No entanto, a iniciativa mais revolucionária do New Deal foi o NIRA (National Industry Recovery Act). Esta lei procurava uma colaboração entre os agentes privados e o Estado, de modo a estimular o desenvolvimento económico. Este implicava, segundo as doutrinas Keynesianas em voga na época, o aumento dos salários, e a diminuição do dia de trabalho: quanto maior fosse o número de pessoas a trabalhar, maior seria o poder de compra dos E.U.A .
A realização deste programa, obviamente suscitou resistências. Uma vez passado o pânico, o poder económico ressentiu-se da regulamentação das suas actividades privadas por parte do poder político. Face a esta situação, e inicialmente, numerosos empresários entraram em luta com a Administração Roosevelt, que demonstrava opor-se radicalmente ao individualismo tradicional dos E.U.A, e ao laissez faire, não menos tradicional da sua economia. Concentraram o seu poder no apoio ao Partido Republicano que, durante o New Deal, denunciou as medidas inconstitucionais aplicadas pelos Democratas.
No entanto, a médio prazo, os grandes grupos económicos acabaram por aceitar e reconhecer o poder político, tendo recorrido a uma nova estratégia. A solução deveria passar por colaborar com este, de modo a, e em contrapartida, assegurar a prossecução de certos interesses. Segundo Wright Mills ´Á medida que o directório New Deal ganhava poder político, a elite económica, que num certo período, tinha lutado contra o desenvolvimento do governo (...), acabou por a ele se juntar, nos seus níveis mais elevados.‘ .
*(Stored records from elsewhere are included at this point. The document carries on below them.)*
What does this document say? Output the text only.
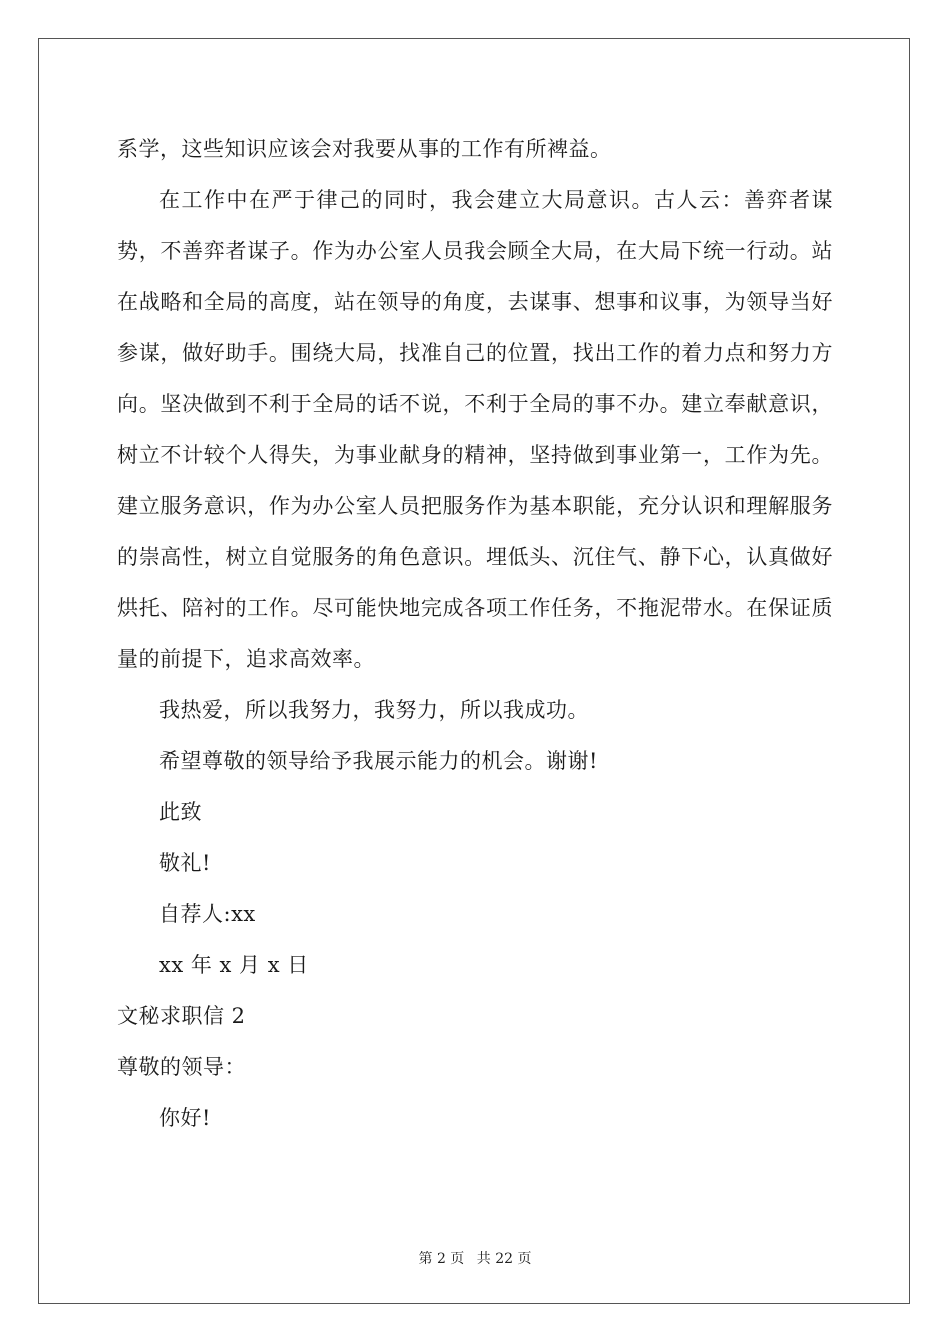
系学，这些知识应该会对我要从事的工作有所裨益。

在工作中在严于律己的同时，我会建立大局意识。古人云：善弈者谋势，不善弈者谋子。作为办公室人员我会顾全大局，在大局下统一行动。站在战略和全局的高度，站在领导的角度，去谋事、想事和议事，为领导当好参谋，做好助手。围绕大局，找准自己的位置，找出工作的着力点和努力方向。坚决做到不利于全局的话不说，不利于全局的事不办。建立奉献意识，树立不计较个人得失，为事业献身的精神，坚持做到事业第一，工作为先。建立服务意识，作为办公室人员把服务作为基本职能，充分认识和理解服务的崇高性，树立自觉服务的角色意识。埋低头、沉住气、静下心，认真做好烘托、陪衬的工作。尽可能快地完成各项工作任务，不拖泥带水。在保证质量的前提下，追求高效率。

我热爱，所以我努力，我努力，所以我成功。

希望尊敬的领导给予我展示能力的机会。谢谢!

此致

敬礼!

自荐人:xx

xx 年 x 月 x 日

文秘求职信 2

尊敬的领导：

你好!

第 2 页 共 22 页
O New Deal de Roosevelt constituiu um sistema de poder baseado na existência de relações entre diversos grupos de pressão e blocos de interesses organizados, relações essas controladas pelo poder político. Podemos afirmar que na história Americana, a década de trinta pertenceu ao poder político: os grandes grupos económicos foram contestados e suplementados, tendo a estrutura do poder passado a ser orquestrada por políticos que, no entanto, não desprezaram por completo o poder económico.
No entanto, o eclodir da Segunda Guerra Mundial veio a originar profundas mutações no relacionamento das instituições do poder Norte-Americano. O bombardeamento da base Americana de Pearl Harbor localizada no Pacífico, por parte da aviação imperial Japonesa, apenas veio a confirmar a participação inevitável dos E.U.A na luta contra as forças do Eixo.
Para tal, foi necessário, por um lado, o aumento da produção de equipamento e armamento militar, e por outro lado, o recrutamento maciço de soldados a ingressar nas fileiras do Exército. Assim, ter-se-á verificado a passagem de uma estrutura do poder assente na primazia do poder político sobre os poderes económico e militar, para uma estrutura do poder, onde, necessariamente, estes últimos sobrepõem-se sobre as instituições políticas. Nas palavras de Wright Mills ´O capitalismo Americano é, agora, em parte, um capitalismo militarizado, e a mais importante relação entre a grande empresa e o Estado, baseia-se na coincidência de interesses entre as altas patentes militares e os grandes empresários, que os engrandece, e subordina o papel dos meros homens políticos. ‘ .
A queda das potências totalitaristas Alemã e Japonesa, contudo, não provocou quaisquer alterações no equilíbrio dos poderes no sistema Norte-Americano. A divisão do mundo do pós Segunda Guerra Mundial em dois blocos ideológicos rivais apenas acentuou e consolidou o poder do directório económico e militar, ou, conforme as palavras do Presidente Eisenhower, do complexo militar e industrial.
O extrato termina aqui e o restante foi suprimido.